Who would want to be the first penguin to leap into the icy Antarctic waters? The first brave soul to do so risks unseen leopard seals and orca. However, without at least one penguin prepared to take that first plunge, they would all starve. So, the penguin community needs risk takers to survive and grow. Teachers are a bit like penguins. We need risk takers. We need to encourage risk taking. Otherwise, our practice stagnates, intractable problems remain unresolved and pupils’ experience is diminished.

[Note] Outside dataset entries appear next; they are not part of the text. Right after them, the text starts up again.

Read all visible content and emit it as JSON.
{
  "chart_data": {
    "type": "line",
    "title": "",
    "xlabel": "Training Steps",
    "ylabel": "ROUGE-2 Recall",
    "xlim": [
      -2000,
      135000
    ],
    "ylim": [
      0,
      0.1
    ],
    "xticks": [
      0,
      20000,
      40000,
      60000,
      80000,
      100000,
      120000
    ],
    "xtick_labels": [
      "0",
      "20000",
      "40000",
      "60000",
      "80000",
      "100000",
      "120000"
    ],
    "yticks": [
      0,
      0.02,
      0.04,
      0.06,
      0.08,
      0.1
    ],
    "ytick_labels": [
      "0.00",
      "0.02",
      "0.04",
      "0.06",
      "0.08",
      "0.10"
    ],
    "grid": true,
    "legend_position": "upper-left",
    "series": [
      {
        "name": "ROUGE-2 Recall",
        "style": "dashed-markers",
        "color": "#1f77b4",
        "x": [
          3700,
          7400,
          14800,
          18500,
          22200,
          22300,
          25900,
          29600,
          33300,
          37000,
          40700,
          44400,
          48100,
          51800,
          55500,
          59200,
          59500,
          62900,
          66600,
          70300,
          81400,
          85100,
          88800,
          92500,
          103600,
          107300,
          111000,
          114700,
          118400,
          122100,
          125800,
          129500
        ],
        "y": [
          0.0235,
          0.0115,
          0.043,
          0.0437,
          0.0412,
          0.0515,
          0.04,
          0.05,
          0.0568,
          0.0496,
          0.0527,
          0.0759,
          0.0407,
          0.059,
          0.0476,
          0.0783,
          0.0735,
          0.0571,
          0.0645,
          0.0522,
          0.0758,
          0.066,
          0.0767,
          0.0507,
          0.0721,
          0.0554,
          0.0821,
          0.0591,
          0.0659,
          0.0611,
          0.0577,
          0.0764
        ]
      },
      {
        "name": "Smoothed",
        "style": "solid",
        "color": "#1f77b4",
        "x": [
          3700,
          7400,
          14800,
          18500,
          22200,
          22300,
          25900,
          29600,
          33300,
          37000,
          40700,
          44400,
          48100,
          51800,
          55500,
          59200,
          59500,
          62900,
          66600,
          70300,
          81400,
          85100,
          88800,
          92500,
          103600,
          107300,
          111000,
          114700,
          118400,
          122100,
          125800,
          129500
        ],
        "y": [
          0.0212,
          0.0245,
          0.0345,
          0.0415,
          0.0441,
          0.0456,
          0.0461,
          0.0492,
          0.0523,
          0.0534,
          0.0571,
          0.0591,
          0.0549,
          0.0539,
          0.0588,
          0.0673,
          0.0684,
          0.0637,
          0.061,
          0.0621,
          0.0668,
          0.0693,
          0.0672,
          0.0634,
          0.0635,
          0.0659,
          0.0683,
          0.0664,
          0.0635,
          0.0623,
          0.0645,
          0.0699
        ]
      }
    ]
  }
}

In order to be a bit more penguin, all teachers at Sawston Village College undertake a Teaching Excellence Project, a research and investigation project designed to develop the practice of individual teachers, build the expertise of subject teams and enrich the learning of pupils across the school. The projects culminate in an annual celebration, when colleagues share their work and insights.
This year, the teachers who pushed themselves furthest from their comfort zones, who thought most radically about teaching and learning, were presented with the inaugural “Penguin Award” – the cuddly, foot high penguin is now taking pride of place in the lab of the science colleagues who explored the possibilities of flipped learning, producing a series of videos as they reimagined what homework is for and how it can be done.
This post gives just a taste of the inspiring, vibrant, thoughtful work that colleagues have produced. Subsequent posts offer some more specific examples of the work undertaken by Sawston teachers.